D’une part, quelles que soient les caractéristiques d’un régime politique, dès lors qu’il s’agit d’une démocratie, il appartient aux responsables politiques de faire de telles déclarations et non pas aux plus hauts gradés de la hiérarchie militaire.
D’autre part, on en veut pour preuve la déclaration faite deux jours plus tard par le chef de l’État Volodymyr Zelenski, selon laquelle les propos tenus par le général Zaloujny étaient de nature à affaiblir la défense de l’Ukraine. Qu’on le veuille ou non, à supposer même que les déclarations de Zaloujny auraient été faites avec l’accord du président Zelenski, cela traduit un dysfonctionnement au plus haut de niveau de l’État.
L’adhésion à l’Union européenne sans souveraineté territoriale pleine et entière ?

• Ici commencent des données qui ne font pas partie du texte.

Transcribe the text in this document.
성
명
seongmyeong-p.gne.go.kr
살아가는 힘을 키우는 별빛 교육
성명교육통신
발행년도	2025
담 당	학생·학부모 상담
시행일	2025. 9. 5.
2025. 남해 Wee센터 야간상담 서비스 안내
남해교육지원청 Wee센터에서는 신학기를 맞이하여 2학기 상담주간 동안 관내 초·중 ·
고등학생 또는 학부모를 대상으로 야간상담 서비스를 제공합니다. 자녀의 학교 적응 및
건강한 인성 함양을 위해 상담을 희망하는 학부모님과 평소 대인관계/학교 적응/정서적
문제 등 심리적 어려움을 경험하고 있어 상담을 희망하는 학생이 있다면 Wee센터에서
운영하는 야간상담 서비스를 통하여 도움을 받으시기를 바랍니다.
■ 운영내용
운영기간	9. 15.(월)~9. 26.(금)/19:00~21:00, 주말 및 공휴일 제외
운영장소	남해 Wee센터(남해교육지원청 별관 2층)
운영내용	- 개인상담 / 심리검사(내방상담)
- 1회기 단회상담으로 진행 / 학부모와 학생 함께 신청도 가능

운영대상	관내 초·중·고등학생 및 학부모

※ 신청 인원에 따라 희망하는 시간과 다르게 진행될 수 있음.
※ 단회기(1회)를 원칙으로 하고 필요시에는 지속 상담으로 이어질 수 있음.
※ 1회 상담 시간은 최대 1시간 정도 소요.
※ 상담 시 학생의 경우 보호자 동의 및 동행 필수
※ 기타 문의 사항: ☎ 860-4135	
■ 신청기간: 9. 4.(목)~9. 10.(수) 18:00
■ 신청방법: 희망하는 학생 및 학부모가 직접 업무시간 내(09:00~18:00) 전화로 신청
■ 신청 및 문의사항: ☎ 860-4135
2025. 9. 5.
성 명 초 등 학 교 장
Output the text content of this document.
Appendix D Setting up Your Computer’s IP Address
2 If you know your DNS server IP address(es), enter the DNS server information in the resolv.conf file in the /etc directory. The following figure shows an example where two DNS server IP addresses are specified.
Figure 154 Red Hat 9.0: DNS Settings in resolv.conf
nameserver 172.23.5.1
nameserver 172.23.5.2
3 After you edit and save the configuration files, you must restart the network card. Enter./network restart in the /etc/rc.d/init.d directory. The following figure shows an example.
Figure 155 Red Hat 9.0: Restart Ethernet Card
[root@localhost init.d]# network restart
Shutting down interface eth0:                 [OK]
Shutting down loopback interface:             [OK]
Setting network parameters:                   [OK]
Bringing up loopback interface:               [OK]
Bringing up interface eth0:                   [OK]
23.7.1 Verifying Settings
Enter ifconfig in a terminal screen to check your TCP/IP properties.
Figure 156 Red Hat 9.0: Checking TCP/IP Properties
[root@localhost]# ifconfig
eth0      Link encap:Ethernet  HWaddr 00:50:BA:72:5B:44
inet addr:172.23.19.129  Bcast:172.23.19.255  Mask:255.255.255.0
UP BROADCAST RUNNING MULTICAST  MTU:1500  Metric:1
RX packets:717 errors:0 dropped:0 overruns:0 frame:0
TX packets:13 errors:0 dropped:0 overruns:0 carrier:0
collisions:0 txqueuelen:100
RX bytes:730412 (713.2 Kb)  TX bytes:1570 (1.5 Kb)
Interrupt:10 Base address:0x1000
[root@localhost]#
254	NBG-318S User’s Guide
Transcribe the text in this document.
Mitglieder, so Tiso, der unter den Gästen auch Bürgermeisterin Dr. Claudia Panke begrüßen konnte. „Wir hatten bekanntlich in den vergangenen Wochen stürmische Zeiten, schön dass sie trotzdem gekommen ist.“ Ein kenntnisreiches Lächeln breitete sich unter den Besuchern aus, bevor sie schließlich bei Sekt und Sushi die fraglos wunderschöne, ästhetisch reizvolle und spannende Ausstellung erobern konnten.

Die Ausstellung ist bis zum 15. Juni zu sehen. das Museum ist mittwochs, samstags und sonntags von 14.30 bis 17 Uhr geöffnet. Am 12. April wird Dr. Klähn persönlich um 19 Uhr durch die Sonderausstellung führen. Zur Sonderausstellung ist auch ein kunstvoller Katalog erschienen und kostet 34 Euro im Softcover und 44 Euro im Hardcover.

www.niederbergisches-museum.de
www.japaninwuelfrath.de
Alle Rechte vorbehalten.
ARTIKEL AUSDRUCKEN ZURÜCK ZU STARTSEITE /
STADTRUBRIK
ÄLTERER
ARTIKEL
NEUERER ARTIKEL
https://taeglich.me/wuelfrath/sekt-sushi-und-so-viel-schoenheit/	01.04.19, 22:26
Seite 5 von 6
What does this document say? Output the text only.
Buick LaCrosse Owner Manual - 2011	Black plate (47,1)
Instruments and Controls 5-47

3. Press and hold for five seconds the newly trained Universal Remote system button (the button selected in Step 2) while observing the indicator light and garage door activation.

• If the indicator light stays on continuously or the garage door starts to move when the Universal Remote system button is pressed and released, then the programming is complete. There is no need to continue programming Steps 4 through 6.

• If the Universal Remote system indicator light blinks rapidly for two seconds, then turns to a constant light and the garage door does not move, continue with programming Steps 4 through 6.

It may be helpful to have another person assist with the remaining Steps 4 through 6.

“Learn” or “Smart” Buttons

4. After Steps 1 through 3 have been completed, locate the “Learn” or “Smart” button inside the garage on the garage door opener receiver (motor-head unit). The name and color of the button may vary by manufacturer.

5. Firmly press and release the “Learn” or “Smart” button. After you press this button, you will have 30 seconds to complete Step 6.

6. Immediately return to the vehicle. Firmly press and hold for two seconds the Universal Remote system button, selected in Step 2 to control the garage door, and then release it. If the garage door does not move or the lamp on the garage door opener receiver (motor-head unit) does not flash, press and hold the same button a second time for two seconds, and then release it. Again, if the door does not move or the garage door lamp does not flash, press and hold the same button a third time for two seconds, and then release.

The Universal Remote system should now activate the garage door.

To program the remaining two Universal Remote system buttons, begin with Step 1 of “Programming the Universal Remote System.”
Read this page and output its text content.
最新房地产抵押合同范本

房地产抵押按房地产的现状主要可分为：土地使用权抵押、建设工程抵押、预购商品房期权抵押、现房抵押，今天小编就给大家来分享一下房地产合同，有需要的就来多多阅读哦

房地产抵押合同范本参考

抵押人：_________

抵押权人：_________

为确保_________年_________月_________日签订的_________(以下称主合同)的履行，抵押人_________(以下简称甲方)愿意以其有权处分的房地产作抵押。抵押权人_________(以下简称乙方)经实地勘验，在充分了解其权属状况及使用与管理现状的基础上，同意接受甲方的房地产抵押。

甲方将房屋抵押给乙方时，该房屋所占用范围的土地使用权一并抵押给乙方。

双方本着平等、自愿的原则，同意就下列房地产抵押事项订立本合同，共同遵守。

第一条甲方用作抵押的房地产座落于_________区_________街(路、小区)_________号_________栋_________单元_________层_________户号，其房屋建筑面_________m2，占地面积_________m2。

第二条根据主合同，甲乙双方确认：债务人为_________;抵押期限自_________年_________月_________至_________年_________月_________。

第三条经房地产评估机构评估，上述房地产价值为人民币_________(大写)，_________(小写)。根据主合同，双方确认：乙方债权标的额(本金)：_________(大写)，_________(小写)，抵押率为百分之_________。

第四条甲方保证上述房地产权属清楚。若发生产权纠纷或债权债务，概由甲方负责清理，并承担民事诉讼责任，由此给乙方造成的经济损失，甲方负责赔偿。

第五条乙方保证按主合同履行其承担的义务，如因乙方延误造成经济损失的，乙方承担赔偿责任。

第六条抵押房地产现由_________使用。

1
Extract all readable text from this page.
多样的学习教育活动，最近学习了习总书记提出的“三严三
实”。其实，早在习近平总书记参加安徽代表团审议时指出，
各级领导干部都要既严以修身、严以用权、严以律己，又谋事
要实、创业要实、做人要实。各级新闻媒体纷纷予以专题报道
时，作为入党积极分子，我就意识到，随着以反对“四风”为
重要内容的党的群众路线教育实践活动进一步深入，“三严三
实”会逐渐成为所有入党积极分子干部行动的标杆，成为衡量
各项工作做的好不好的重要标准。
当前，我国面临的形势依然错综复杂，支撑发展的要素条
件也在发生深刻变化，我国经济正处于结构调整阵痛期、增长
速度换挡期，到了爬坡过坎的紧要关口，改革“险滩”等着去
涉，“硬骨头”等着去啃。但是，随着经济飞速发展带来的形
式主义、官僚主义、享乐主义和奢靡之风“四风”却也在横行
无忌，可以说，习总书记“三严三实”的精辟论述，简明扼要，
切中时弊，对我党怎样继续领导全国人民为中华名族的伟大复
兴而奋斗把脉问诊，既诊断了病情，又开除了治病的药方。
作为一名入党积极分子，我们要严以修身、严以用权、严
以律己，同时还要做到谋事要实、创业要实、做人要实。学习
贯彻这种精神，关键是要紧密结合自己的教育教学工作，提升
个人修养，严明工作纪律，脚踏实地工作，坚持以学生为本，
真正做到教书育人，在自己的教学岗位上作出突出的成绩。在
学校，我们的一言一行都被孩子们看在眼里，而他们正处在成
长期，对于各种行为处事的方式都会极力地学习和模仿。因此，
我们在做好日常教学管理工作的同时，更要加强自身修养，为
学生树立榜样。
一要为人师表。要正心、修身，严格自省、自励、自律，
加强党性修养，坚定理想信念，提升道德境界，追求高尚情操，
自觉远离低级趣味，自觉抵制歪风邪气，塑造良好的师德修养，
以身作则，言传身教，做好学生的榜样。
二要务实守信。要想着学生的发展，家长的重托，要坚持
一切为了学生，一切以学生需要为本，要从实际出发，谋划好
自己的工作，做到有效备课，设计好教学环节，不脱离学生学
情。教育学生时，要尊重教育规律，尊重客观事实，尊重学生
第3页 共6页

Cet épisode montre également qu’un débat politique commence à poindre en Ukraine sur la poursuite des activités militaires et les pistes éventuelles pour tenter d’un sortir. Certes, la population ukrainienne est, dans son immense majorité, derrière son président aujourd’hui. Il n’en demeure pas moins que différents responsables, dont des proches du président Zelenski, commencent à demi-mot à reconnaître que les difficultés de la guerre pourraient ouvrir une nouvelle phase à ce sujet.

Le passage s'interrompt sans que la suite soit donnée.